I'm all for the collapse of the AI bubble, though. It's cool and all that all the bankers know IT terms now, but the massive influx of money towards LLMs and the datacenters that run them has not been healthy to the industry or the broader economy.
It literally defeats NVIDIA's entire business model of "I shit golden eggs and I'm the only one that does and I can charge any price I want for them because you need my golden eggs"
Turns out no one actually even needs a golden egg anyway.
And... same goes for OpenAI, who were already losing money on every subscription. Now they've lost the ability to charge a premium for their service (anyone can train a GPT4 equivalent model cheaply, or use DeepSeek's existing open models) and subscription prices will need to come down, so they'll be losing money even faster
Nvidia cards were the only GPUs used to train DeepSeek v3 and R1. So, that narrative still superficially holds. Other stocks like TSMC, ASML, and AMD are also down in pre-market.
Yes, but old and "cheap" ones that were not part of the sanctions.
Ah, fair. I guess it makes sense that Wall Street is questioning the need for these expensive blackwell gpus when the hopper gpus are already so good?
It's more that the newer models are going to need less compute to train and run them.
Right. There's indications of 10x to 100x less compute power needed to train the models to an equivalent level. Not a small thing at all.
Not small but... smaller than you would expect.

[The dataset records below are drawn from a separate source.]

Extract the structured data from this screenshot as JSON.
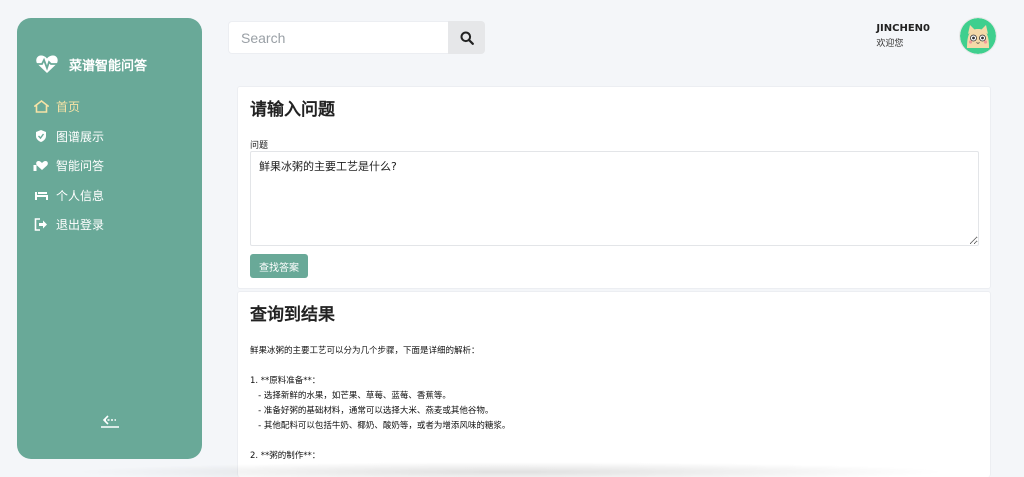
{
  "sidebar": {
    "brand": "菜谱智能问答",
    "items": [
      {
        "label": "首页",
        "icon": "home-icon",
        "active": true
      },
      {
        "label": "图谱展示",
        "icon": "shield-icon",
        "active": false
      },
      {
        "label": "智能问答",
        "icon": "heart-hand-icon",
        "active": false
      },
      {
        "label": "个人信息",
        "icon": "bed-icon",
        "active": false
      },
      {
        "label": "退出登录",
        "icon": "logout-icon",
        "active": false
      }
    ],
    "collapse_icon": "collapse-arrow-icon"
  },
  "search": {
    "placeholder": "Search",
    "value": ""
  },
  "user": {
    "name": "JINCHEN0",
    "greeting": "欢迎您"
  },
  "question_card": {
    "title": "请输入问题",
    "field_label": "问题",
    "question": "鲜果冰粥的主要工艺是什么?",
    "button": "查找答案"
  },
  "result_card": {
    "title": "查询到结果",
    "lines": [
      "鲜果冰粥的主要工艺可以分为几个步骤，下面是详细的解析：",
      "",
      "1. **原料准备**：",
      "   - 选择新鲜的水果，如芒果、草莓、蓝莓、香蕉等。",
      "   - 准备好粥的基础材料，通常可以选择大米、燕麦或其他谷物。",
      "   - 其他配料可以包括牛奶、椰奶、酸奶等，或者为增添风味的糖浆。",
      "",
      "2. **粥的制作**："
    ]
  },
  "colors": {
    "accent": "#69a998",
    "active_nav": "#f7e3a6",
    "background": "#f4f6f9"
  }
}
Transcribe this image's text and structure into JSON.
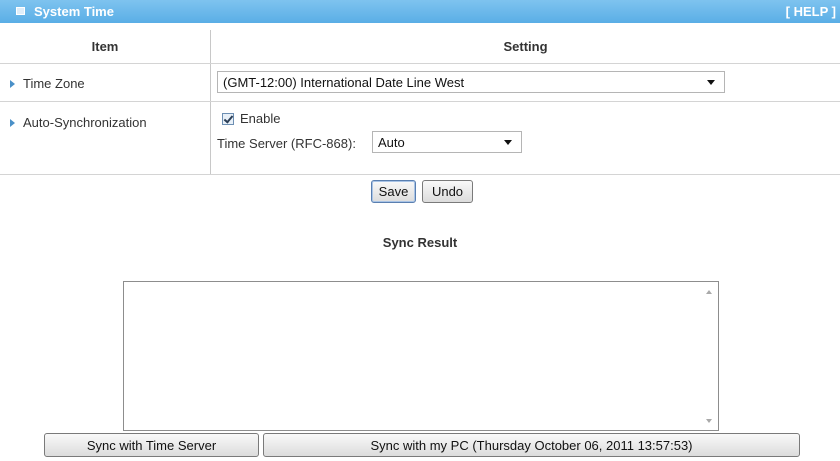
{
  "header": {
    "title": "System Time",
    "help_label": "[ HELP ]"
  },
  "table": {
    "col_item": "Item",
    "col_setting": "Setting"
  },
  "time_zone": {
    "label": "Time Zone",
    "value": "(GMT-12:00) International Date Line West"
  },
  "auto_sync": {
    "label": "Auto-Synchronization",
    "enable_label": "Enable",
    "enable_checked": true,
    "time_server_label": "Time Server (RFC-868):",
    "time_server_value": "Auto"
  },
  "buttons": {
    "save": "Save",
    "undo": "Undo"
  },
  "sync_result": {
    "title": "Sync Result",
    "text": ""
  },
  "sync_buttons": {
    "time_server": "Sync with Time Server",
    "pc": "Sync with my PC (Thursday October 06, 2011 13:57:53)"
  },
  "colors": {
    "header_bar": "#5aaee6",
    "accent_triangle": "#4a90c8"
  }
}
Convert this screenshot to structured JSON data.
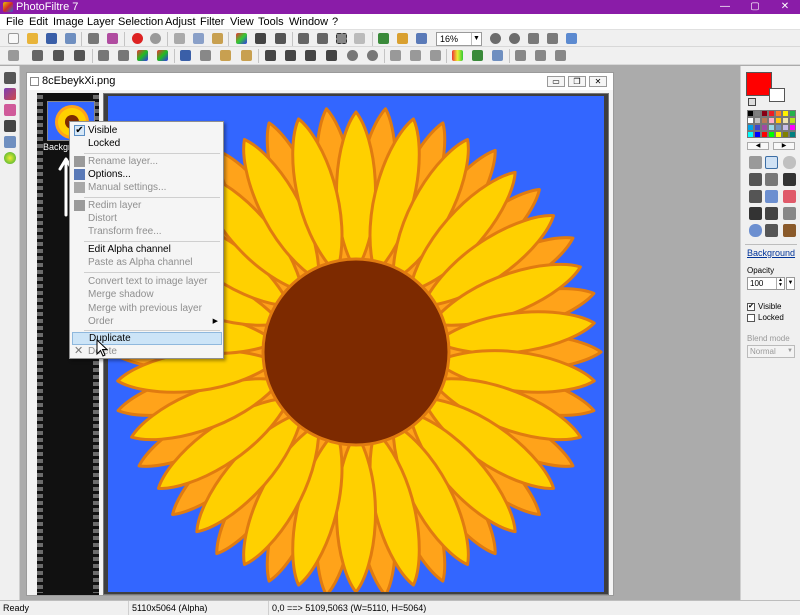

Most companies aren't, and shouldn't be, training their own models. Especially with stuff like RAG where you can use the highly trained model with your proprietary offline data with only a minimal performance hit.
What matters is inference and accuracy/validity. Inference being ridiculously cheap (the reason why AI/ML got so popular) and the latter being a whole different can of worms that industry and researchers don't want you to think about (in part because "correct" might still be blatant lies because it is based on human data which is often blatant lies but...).
And for the companies that ARE going to train their own models? They make enough bank that ordering the latest Box from Jensen is a drop in the bucket.
That said, this DOES open the door back up for tiered training and the like where someone might use a cheaper commodity GPU to enhance an off the shelf model with local data or preferences. But it is unclear how much industry cares about that.
US economy has been running on bubbles for decades, and using bubbles to fuel innovation and growth. It has survived telecom bubble, housing bubble, bubble in the oil sector for multiple times (how do you think fracking came to be?) etc. This is just the start of the AI bubble because its innovations have yet to have a broad-based impact on the economy. Once AI becomes commonplace in aiding in everything we do, that's when valuations will look "normal".